Jika menggunakan premis tersebut, maka kita dapat sedikit tercerahkan dengan peristiwa menarik “dansa” yang diungkapkan oleh Megawati. Ada tarian (spesifiknya dansa), namun orang tidak tahu jenis dansa apa yang dilakukan dan apa maksud dari dansanya.
Politik Kuantum atau penerapan teori kuantum pada politik, mungkin sulit dipahami. Agak runyam jika tujuannya adalah benar-benar digunakan secara pragmatis.
Dibutuhkan persiapan seperti pemahaman matematika tingkat lanjut, supaya paham kuantum. Harus siap juga untuk pusing tujuh keliling.
Sebaiknya saya selisik saja dari dua karakteristik kuantum, agar lebih mudah. Kemudian melihat analoginya di dunia perpolitikan (dunia nyata).
Pertama, karakteristik superposition. Ini adalah keadaan yang bisa direpresentasikan secara jamak. Saya ambil perbandingan antara komputer konvensional dan komputer kuantum, supaya lebih gampang.
Komputer konvensional menggunakan komponen dasar transistor yang berfungsi sebagai switch. Sehingga keadaan yang bisa direpresentasikan hanya dua, yaitu "on" (1) dan "off" (0).
Dengan kata lain, hanya ada dua nilai (biasa disebut bit atau binary digit), yaitu 0 dan 1. Output-nya pun mampu diprediksi dan tidak berubah (kalau bukan "0" pasti "1").
Sedangkan komputer kuantum menggunakan unit dasar qubit (quantum bit, atau biasa juga disebut qbit), bisa mempunyai nilai 0, 1, 01(10), antara 0 dan 1, atau sekaligus semuanya. Output komputer kuantum juga sukar diprediksi karena keadaan bisa berubah.
Mungkin Anda pernah membaca tentang eksperimen teoretis Schrodinger’s cat. Situasinya seekor kucing dimasukkan ke dalam kotak tertutup, di dalamnya ada zat radioaktif, palu, pencacah Geiger dan racun.
Teorinya, jika zat radioaktif meluruh, maka kucing akan mati. Akan tetapi menurut teori kuantum, keadaan kucing bisa hidup, atau mati, bisa juga keduanya, selama kotak belum dibuka. Orang tahu keadaan kucing (hidup atau mati) setelah membuka kotak.

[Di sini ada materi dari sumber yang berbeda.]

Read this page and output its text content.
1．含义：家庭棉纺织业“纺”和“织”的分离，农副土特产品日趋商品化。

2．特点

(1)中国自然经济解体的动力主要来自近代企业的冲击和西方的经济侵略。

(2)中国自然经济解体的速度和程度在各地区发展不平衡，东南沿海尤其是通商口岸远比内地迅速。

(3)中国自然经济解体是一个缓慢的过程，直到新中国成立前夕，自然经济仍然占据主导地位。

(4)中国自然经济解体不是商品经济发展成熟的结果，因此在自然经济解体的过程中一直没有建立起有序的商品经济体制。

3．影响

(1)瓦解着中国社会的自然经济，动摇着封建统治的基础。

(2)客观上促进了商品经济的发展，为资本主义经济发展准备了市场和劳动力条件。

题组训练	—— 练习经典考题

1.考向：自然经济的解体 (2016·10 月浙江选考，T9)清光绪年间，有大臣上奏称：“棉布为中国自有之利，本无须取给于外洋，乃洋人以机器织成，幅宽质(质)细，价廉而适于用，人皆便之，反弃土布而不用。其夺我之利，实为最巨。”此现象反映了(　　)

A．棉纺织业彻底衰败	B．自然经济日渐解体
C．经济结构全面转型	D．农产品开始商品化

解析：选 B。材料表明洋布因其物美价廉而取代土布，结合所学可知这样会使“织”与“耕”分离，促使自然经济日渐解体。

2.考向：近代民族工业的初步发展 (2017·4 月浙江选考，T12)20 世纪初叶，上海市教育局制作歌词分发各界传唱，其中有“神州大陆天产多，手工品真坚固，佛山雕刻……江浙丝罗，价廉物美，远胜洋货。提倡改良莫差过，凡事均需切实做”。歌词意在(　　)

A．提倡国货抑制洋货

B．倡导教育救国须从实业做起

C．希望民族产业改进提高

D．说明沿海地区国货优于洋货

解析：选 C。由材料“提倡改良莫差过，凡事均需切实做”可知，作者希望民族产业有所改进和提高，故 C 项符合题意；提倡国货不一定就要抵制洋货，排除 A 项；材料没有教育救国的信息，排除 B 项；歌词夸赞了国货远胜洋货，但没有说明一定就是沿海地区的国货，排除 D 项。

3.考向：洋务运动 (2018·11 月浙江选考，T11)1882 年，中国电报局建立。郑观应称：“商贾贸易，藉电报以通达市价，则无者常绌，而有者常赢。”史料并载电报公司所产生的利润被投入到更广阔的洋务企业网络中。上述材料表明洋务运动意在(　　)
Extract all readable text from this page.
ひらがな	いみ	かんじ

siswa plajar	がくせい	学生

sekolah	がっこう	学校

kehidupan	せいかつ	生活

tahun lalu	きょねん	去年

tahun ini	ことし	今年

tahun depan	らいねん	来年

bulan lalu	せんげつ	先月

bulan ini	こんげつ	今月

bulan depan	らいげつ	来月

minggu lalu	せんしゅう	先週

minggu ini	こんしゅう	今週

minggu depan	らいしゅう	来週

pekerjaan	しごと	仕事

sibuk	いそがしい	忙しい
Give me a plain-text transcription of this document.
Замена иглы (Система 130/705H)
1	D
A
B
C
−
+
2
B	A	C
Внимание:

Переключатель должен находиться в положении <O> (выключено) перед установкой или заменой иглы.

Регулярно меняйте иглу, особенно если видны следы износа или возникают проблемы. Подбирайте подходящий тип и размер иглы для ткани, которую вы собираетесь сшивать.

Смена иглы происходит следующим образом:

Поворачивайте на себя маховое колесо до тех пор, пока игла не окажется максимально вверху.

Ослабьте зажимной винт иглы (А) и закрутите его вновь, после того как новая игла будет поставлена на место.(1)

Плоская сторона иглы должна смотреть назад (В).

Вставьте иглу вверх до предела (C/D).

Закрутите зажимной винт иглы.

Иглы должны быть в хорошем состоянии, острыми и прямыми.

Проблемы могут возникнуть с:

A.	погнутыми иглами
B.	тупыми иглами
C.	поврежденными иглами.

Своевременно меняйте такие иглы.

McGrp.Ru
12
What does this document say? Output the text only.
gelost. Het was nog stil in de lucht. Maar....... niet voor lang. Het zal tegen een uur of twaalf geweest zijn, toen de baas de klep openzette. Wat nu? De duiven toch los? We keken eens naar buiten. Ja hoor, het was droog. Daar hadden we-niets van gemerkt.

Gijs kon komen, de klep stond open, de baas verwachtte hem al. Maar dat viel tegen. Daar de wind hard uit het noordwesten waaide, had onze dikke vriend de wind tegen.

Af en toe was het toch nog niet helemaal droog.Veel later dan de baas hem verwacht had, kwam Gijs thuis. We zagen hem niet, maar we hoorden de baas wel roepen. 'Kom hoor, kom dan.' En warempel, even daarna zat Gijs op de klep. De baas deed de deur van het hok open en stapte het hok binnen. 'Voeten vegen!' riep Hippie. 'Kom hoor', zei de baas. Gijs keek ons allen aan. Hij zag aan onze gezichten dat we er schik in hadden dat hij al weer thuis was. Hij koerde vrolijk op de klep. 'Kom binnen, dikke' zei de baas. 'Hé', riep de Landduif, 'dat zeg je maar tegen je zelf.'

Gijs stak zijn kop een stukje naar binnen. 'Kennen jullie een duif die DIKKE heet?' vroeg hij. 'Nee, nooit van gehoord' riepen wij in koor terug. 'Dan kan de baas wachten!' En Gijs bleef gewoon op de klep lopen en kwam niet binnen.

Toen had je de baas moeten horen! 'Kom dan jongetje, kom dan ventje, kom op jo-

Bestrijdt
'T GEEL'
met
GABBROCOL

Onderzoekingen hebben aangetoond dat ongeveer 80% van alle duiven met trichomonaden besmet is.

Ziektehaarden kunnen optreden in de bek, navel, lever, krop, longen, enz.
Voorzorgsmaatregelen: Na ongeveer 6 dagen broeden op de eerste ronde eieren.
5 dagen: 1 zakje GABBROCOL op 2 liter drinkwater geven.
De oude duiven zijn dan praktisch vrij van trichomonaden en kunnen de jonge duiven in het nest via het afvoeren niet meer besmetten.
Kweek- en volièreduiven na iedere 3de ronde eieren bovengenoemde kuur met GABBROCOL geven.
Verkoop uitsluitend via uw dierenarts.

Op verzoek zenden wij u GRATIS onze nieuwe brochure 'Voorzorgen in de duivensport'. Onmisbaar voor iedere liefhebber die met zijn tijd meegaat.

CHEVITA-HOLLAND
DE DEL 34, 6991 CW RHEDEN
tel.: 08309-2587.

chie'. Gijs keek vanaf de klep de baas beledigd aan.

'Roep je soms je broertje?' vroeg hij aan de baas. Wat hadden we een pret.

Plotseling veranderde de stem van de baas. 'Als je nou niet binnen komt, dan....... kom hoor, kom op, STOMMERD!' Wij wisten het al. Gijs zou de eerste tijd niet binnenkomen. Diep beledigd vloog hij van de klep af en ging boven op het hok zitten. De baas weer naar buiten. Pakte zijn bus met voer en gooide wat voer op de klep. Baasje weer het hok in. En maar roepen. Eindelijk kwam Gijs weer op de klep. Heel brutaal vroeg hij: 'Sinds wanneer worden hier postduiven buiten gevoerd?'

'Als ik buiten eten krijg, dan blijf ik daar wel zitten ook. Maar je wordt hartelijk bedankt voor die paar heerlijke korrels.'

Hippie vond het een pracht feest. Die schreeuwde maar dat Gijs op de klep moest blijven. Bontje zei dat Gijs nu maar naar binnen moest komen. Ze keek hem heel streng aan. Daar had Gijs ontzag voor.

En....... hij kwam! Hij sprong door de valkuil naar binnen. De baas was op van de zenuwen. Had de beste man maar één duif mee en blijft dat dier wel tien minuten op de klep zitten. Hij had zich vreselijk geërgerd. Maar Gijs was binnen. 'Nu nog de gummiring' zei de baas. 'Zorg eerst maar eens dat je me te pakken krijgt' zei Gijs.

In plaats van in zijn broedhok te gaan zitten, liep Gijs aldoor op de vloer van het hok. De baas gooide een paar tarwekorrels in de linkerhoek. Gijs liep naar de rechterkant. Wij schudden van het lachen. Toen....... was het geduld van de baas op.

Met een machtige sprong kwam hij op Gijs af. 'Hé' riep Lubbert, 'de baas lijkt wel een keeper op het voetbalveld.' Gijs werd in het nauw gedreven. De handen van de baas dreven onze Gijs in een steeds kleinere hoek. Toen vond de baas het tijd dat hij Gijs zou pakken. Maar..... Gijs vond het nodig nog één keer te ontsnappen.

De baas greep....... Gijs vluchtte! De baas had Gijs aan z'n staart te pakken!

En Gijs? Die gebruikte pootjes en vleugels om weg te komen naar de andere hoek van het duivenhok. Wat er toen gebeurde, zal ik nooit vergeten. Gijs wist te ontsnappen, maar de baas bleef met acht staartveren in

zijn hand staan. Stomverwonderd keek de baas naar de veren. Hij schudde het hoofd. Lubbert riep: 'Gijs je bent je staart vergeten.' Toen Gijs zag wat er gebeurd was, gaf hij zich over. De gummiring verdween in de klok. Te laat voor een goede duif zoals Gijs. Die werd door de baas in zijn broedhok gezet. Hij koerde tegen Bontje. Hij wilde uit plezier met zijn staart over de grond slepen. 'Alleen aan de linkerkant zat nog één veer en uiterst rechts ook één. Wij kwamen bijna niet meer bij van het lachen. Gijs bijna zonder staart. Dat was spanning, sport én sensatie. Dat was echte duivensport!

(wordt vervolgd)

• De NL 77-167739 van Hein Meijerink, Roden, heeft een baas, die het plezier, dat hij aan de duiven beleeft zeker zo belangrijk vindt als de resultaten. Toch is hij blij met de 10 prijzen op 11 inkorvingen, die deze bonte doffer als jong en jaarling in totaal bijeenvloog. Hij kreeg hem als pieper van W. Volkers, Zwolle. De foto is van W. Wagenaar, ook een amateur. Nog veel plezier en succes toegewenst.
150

Contoh lain, Anda tahu sinetron Si Doel Anak Sekolahan? Nah, untuk mendapatkan gambaran lebih jelas bagaimana superposition itu, kita bisa ambil analogi perasaan si Doel.
Dia kadang kala tertarik dengan Zaenab. Namun di lain waktu dia tertarik dengan Sarah. Bahkan di dalam hatinya, Doel ingin memiliki keduanya.
Singkatnya, kita bisa anggap superposition itu plintat-plintut. Dalam perpolitikan Indonesia, kita tidak asing lagi dengan sifat plintat-plintut bukan? Kalau meminjam pepatah Jawa, esuk dhele sore tempe (pagi kedelai, sore tempe).
Tidak usah pusing lagi kalau ada politikus “dansa-dansi” menjelang pemilu. Ingat bahwa mereka sedang meniru karakteristik superposition-nya kuantum.
Kedua, karakteristik entanglement. Ini adalah suatu keadaan di mana partikel dapat memengaruhi partikel lain meskipun lokasinya berjauhan.